Ciaran McFaul’s one on Sunday was just as bad. He was only on the pitch 15 minutes as a sub and he already had a yellow card. Straight away, that put him at a disadvantage – Armagh knew they could run at him and he’d have to be very careful not to do anything stupid. But he wasn’t careful at all – Joe McElroy ran at him and he dragged him down, right under the nose of the linesman. He was nearly taking off his gloves before David Coldrick went to the book.

Discipline is a delicate thing. We’re all big ignorant gorillas at the back of it all. In the middle of a game, with all the emotion flying about the place, it’s very easy to decide that you’re in the mood to go around putting manners on fellas. But that’s not how you win All-Irelands. You have to slow your brain, think clearly, keep in mind what’s important. Whatever McKinless and McFaul were thinking, it wasn’t that.

There was one other small thing on Sunday that jumped out. When Derry took off Emmet Bradley, Conor Glass turned to the bench with his arms out, as if he was going, ‘What the hell is that about’? That’s your leader, your captain, your best player, openly questioning the management in the middle of a game. Again, even if you didn’t take one look at the scoreboard, that tells you something is badly wrong in that set-up.

I go back to the league game in February when Mickey Harte brought the Glen lads down to Killarney six days after winning their club All-Ireland. Managers pull this kind of stroke all the time – they’re under pressure to deliver results and they convince themselves they’re doing right by the players.

I don’t doubt for a second that the Glen boys said they wanted to play that league game against Kerry. Of course they did. Harte was a new manager, they were on a high, they wanted to make sure everybody knew they were committed to the cause.

Jack O’Connor did the same by bringing back the two Cliffords earlier than he said he would after Fossa’s win the previous year. These managers all become obsessed with getting points on the board and making sure they’re not seeing headlines about being under pressure.

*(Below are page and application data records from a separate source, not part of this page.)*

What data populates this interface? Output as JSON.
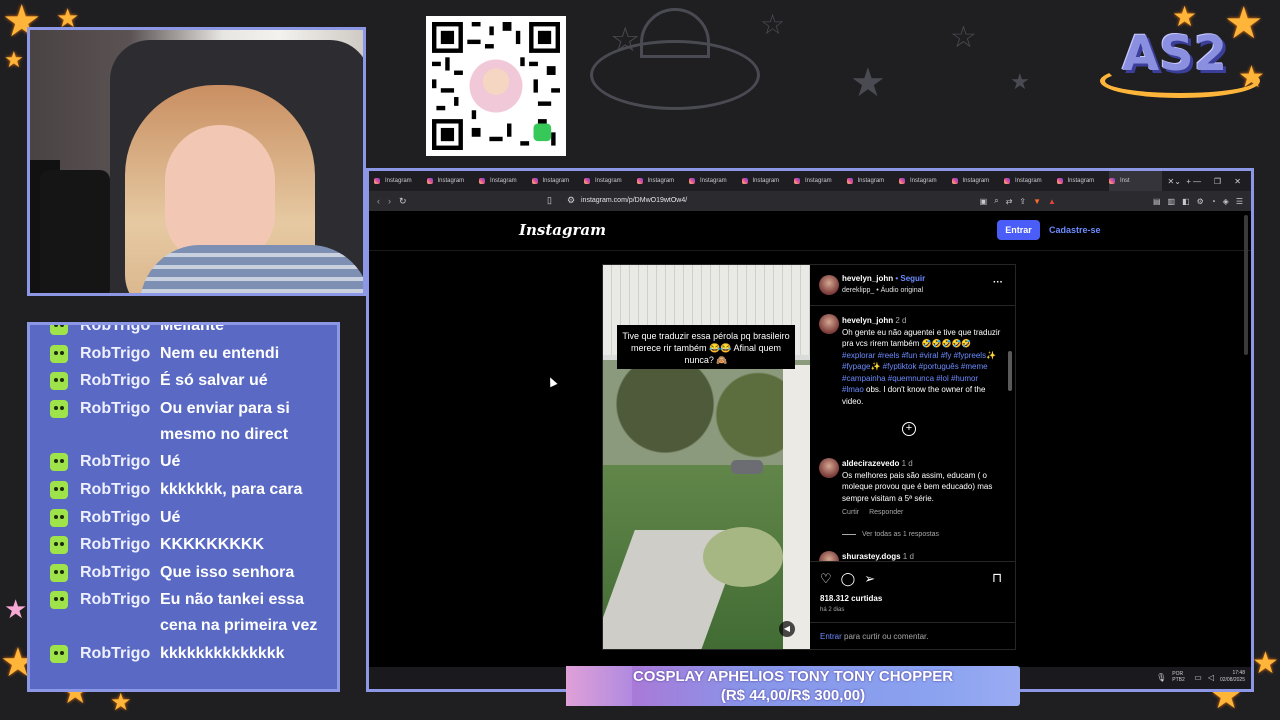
{
  "logo": {
    "text": "AS2"
  },
  "chat": {
    "messages": [
      {
        "user": "RobTrigo",
        "text": "Meliante"
      },
      {
        "user": "RobTrigo",
        "text": "Nem eu entendi"
      },
      {
        "user": "RobTrigo",
        "text": "É só salvar ué"
      },
      {
        "user": "RobTrigo",
        "text": "Ou enviar para si mesmo no direct"
      },
      {
        "user": "RobTrigo",
        "text": "Ué"
      },
      {
        "user": "RobTrigo",
        "text": "kkkkkkk, para cara"
      },
      {
        "user": "RobTrigo",
        "text": "Ué"
      },
      {
        "user": "RobTrigo",
        "text": "KKKKKKKKK"
      },
      {
        "user": "RobTrigo",
        "text": "Que isso senhora"
      },
      {
        "user": "RobTrigo",
        "text": "Eu não tankei essa cena na primeira vez"
      },
      {
        "user": "RobTrigo",
        "text": "kkkkkkkkkkkkkk"
      }
    ]
  },
  "browser": {
    "tabs": [
      "Instagram",
      "Instagram",
      "Instagram",
      "Instagram",
      "Instagram",
      "Instagram",
      "Instagram",
      "Instagram",
      "Instagram",
      "Instagram",
      "Instagram",
      "Instagram",
      "Instagram",
      "Instagram",
      "Inst"
    ],
    "url": "instagram.com/p/DMwO19wtOw4/",
    "taskbar": {
      "lang": "POR PTB2",
      "time": "17:48",
      "date": "02/08/2025"
    }
  },
  "instagram": {
    "logo": "Instagram",
    "login": "Entrar",
    "signup": "Cadastre-se",
    "post": {
      "video_caption": "Tive que traduzir essa pérola pq brasileiro merece rir também 😂😂 Afinal quem nunca? 🙈",
      "author": "hevelyn_john",
      "follow": " • Seguir",
      "audio": "dereklipp_ • Áudio original",
      "caption_user": "hevelyn_john",
      "caption_time": "2 d",
      "caption_text": "Oh gente eu não aguentei e tive que traduzir pra vcs rirem também 🤣🤣🤣🤣🤣",
      "caption_tags": "#explorar #reels #fun #viral #fy #fypreels✨ #fypage✨ #fyptiktok #português #meme #campainha #quemnunca #lol #humor #lmao",
      "caption_tail": " obs. I don't know the owner of the video.",
      "comment1_user": "aldecirazevedo",
      "comment1_time": "1 d",
      "comment1_text": "Os melhores pais são assim, educam ( o moleque provou que é bem educado) mas sempre visitam a 5ª série.",
      "comment1_like": "Curtir",
      "comment1_reply": "Responder",
      "comment1_replies": "Ver todas as 1 respostas",
      "comment2_user": "shurastey.dogs",
      "comment2_time": "1 d",
      "likes": "818.312 curtidas",
      "ago": "há 2 dias",
      "login_prompt_link": "Entrar",
      "login_prompt_text": " para curtir ou comentar."
    }
  },
  "banner": {
    "line1": "COSPLAY APHELIOS TONY TONY CHOPPER",
    "line2": "(R$ 44,00/R$ 300,00)"
  }
}
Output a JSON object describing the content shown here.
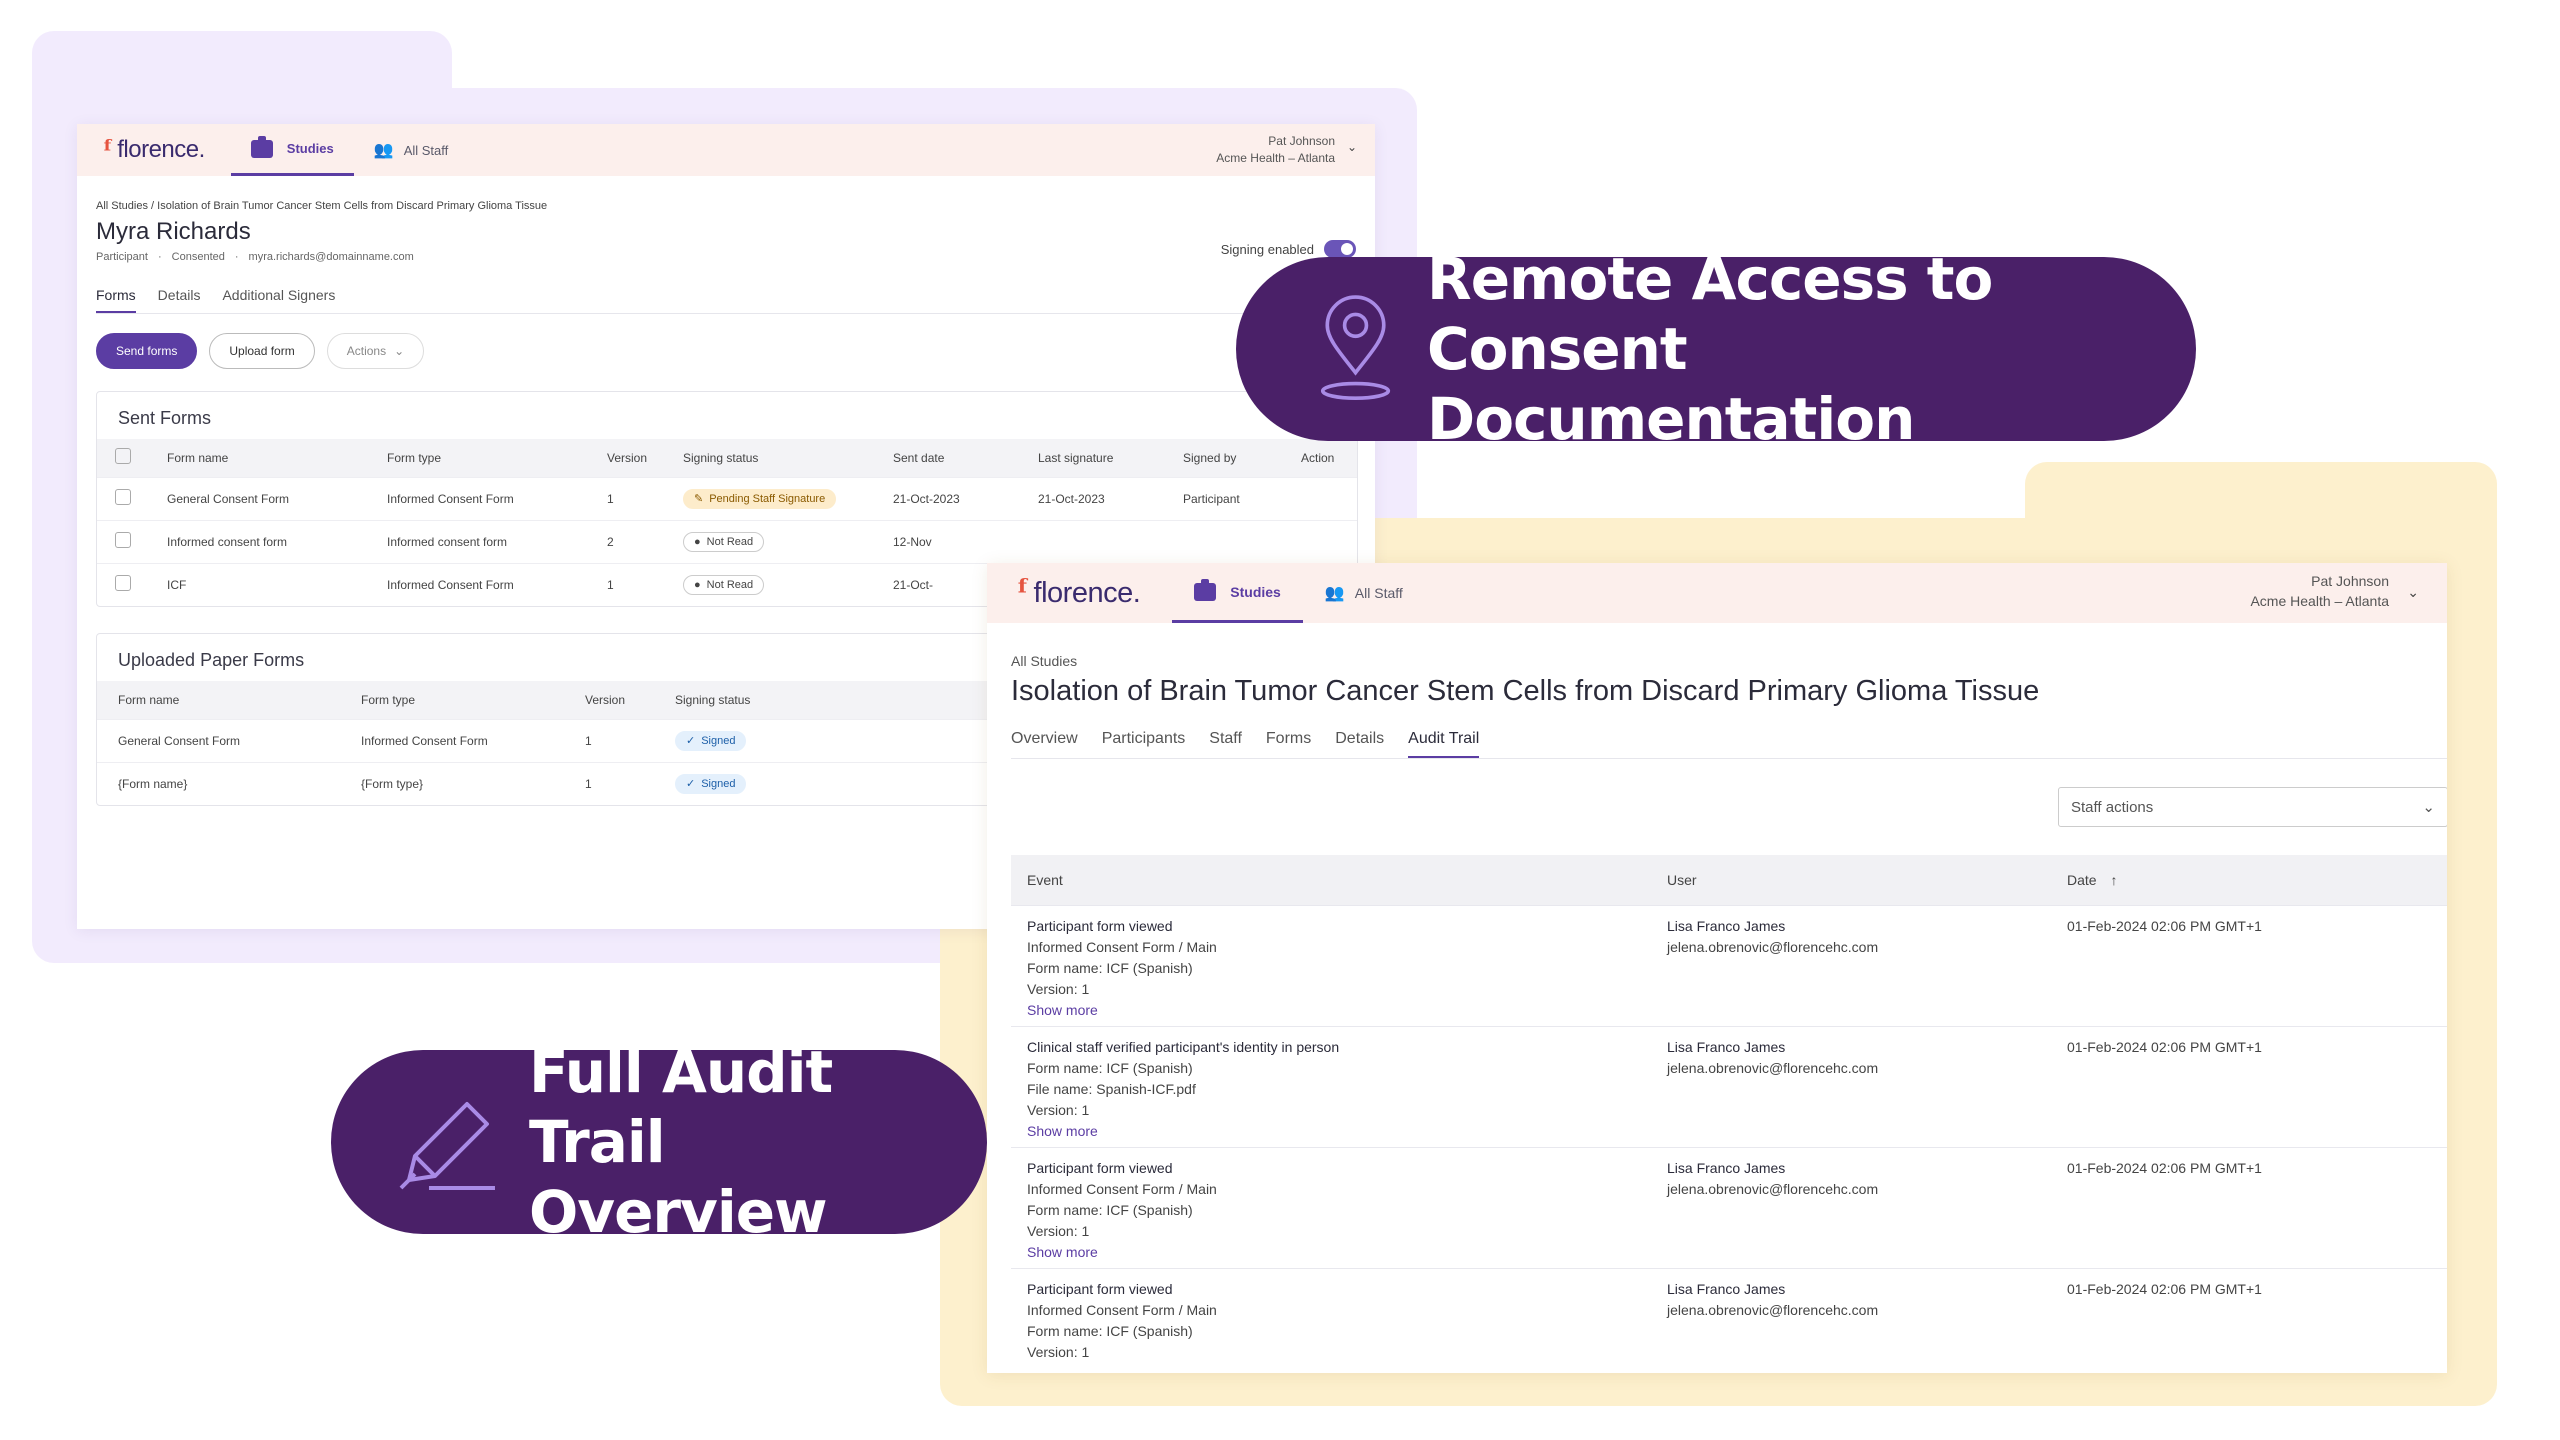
{
  "callouts": {
    "remote_line1": "Remote Access to Consent",
    "remote_line2": "Documentation",
    "audit_line1": "Full Audit Trail",
    "audit_line2": "Overview"
  },
  "colors": {
    "brand_purple": "#5b3da3",
    "callout_bg": "#4a2068",
    "header_bg": "#fcefec",
    "backdrop_purple": "#f2ebfd",
    "backdrop_yellow": "#fdf0cd"
  },
  "participant_window": {
    "logo": "florence.",
    "tabs": {
      "studies": "Studies",
      "staff": "All Staff"
    },
    "user": {
      "name": "Pat Johnson",
      "org": "Acme Health – Atlanta"
    },
    "breadcrumb": "All Studies / Isolation of Brain Tumor Cancer Stem Cells from Discard Primary Glioma Tissue",
    "name": "Myra Richards",
    "meta": [
      "Participant",
      "Consented",
      "myra.richards@domainname.com"
    ],
    "meta_sep": "·",
    "signing_label": "Signing enabled",
    "subtabs": [
      "Forms",
      "Details",
      "Additional Signers"
    ],
    "buttons": {
      "send": "Send forms",
      "upload": "Upload form",
      "actions": "Actions"
    },
    "sent_forms": {
      "title": "Sent Forms",
      "headers": [
        "Form name",
        "Form type",
        "Version",
        "Signing status",
        "Sent date",
        "Last signature",
        "Signed by",
        "Action"
      ],
      "rows": [
        {
          "name": "General Consent Form",
          "type": "Informed Consent Form",
          "version": "1",
          "status": "Pending Staff Signature",
          "sent": "21-Oct-2023",
          "last": "21-Oct-2023",
          "signed_by": "Participant"
        },
        {
          "name": "Informed consent form",
          "type": "Informed consent form",
          "version": "2",
          "status": "Not Read",
          "sent": "12-Nov",
          "last": "",
          "signed_by": ""
        },
        {
          "name": "ICF",
          "type": "Informed Consent Form",
          "version": "1",
          "status": "Not Read",
          "sent": "21-Oct-",
          "last": "",
          "signed_by": ""
        }
      ]
    },
    "uploaded_forms": {
      "title": "Uploaded Paper Forms",
      "headers": [
        "Form name",
        "Form type",
        "Version",
        "Signing status"
      ],
      "rows": [
        {
          "name": "General Consent Form",
          "type": "Informed Consent Form",
          "version": "1",
          "status": "Signed"
        },
        {
          "name": "{Form name}",
          "type": "{Form type}",
          "version": "1",
          "status": "Signed"
        }
      ]
    }
  },
  "study_window": {
    "logo": "florence.",
    "tabs": {
      "studies": "Studies",
      "staff": "All Staff"
    },
    "user": {
      "name": "Pat Johnson",
      "org": "Acme Health – Atlanta"
    },
    "breadcrumb": "All Studies",
    "title": "Isolation of Brain Tumor Cancer Stem Cells from Discard Primary Glioma Tissue",
    "tabs_list": [
      "Overview",
      "Participants",
      "Staff",
      "Forms",
      "Details",
      "Audit Trail"
    ],
    "active_tab": "Audit Trail",
    "staff_actions": "Staff actions",
    "audit": {
      "headers": {
        "event": "Event",
        "user": "User",
        "date": "Date"
      },
      "rows": [
        {
          "event": "Participant form viewed",
          "lines": [
            "Informed Consent Form / Main",
            "Form name: ICF (Spanish)",
            "Version: 1"
          ],
          "more": "Show more",
          "user": "Lisa Franco James",
          "email": "jelena.obrenovic@florencehc.com",
          "date": "01-Feb-2024 02:06 PM GMT+1"
        },
        {
          "event": "Clinical staff verified participant's identity in person",
          "lines": [
            "Form name: ICF (Spanish)",
            "File name: Spanish-ICF.pdf",
            "Version: 1"
          ],
          "more": "Show more",
          "user": "Lisa Franco James",
          "email": "jelena.obrenovic@florencehc.com",
          "date": "01-Feb-2024 02:06 PM GMT+1"
        },
        {
          "event": "Participant form viewed",
          "lines": [
            "Informed Consent Form / Main",
            "Form name: ICF (Spanish)",
            "Version: 1"
          ],
          "more": "Show more",
          "user": "Lisa Franco James",
          "email": "jelena.obrenovic@florencehc.com",
          "date": "01-Feb-2024 02:06 PM GMT+1"
        },
        {
          "event": "Participant form viewed",
          "lines": [
            "Informed Consent Form / Main",
            "Form name: ICF (Spanish)",
            "Version: 1"
          ],
          "more": "",
          "user": "Lisa Franco James",
          "email": "jelena.obrenovic@florencehc.com",
          "date": "01-Feb-2024 02:06 PM GMT+1"
        }
      ]
    }
  }
}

But it was very noticeable around that time that Dublin lost their first two league games and Dessie Farrell didn’t blink an eye. There was no panic button or anything like that. He left a load of his bigger players off until the end of the league. He didn’t try to rush anyone back.

Likewise with Pádraic Joyce in Galway, who must have been tempted several times during the league to push some of his injured players into giving him 15 minutes here or there. He was patient with them, knowing that the time that matters is in June and July.

Derry have arrived at the most important part of the year in tatters. They look mentally wrecked. They look like they didn’t refresh themselves at all in the month they had off after the Donegal defeat. They are loose and cranky and disorganised, all hallmarks of a team that is annoyed at itself and being badly managed.

I don’t see any chance of them rescuing this for an All-Ireland push.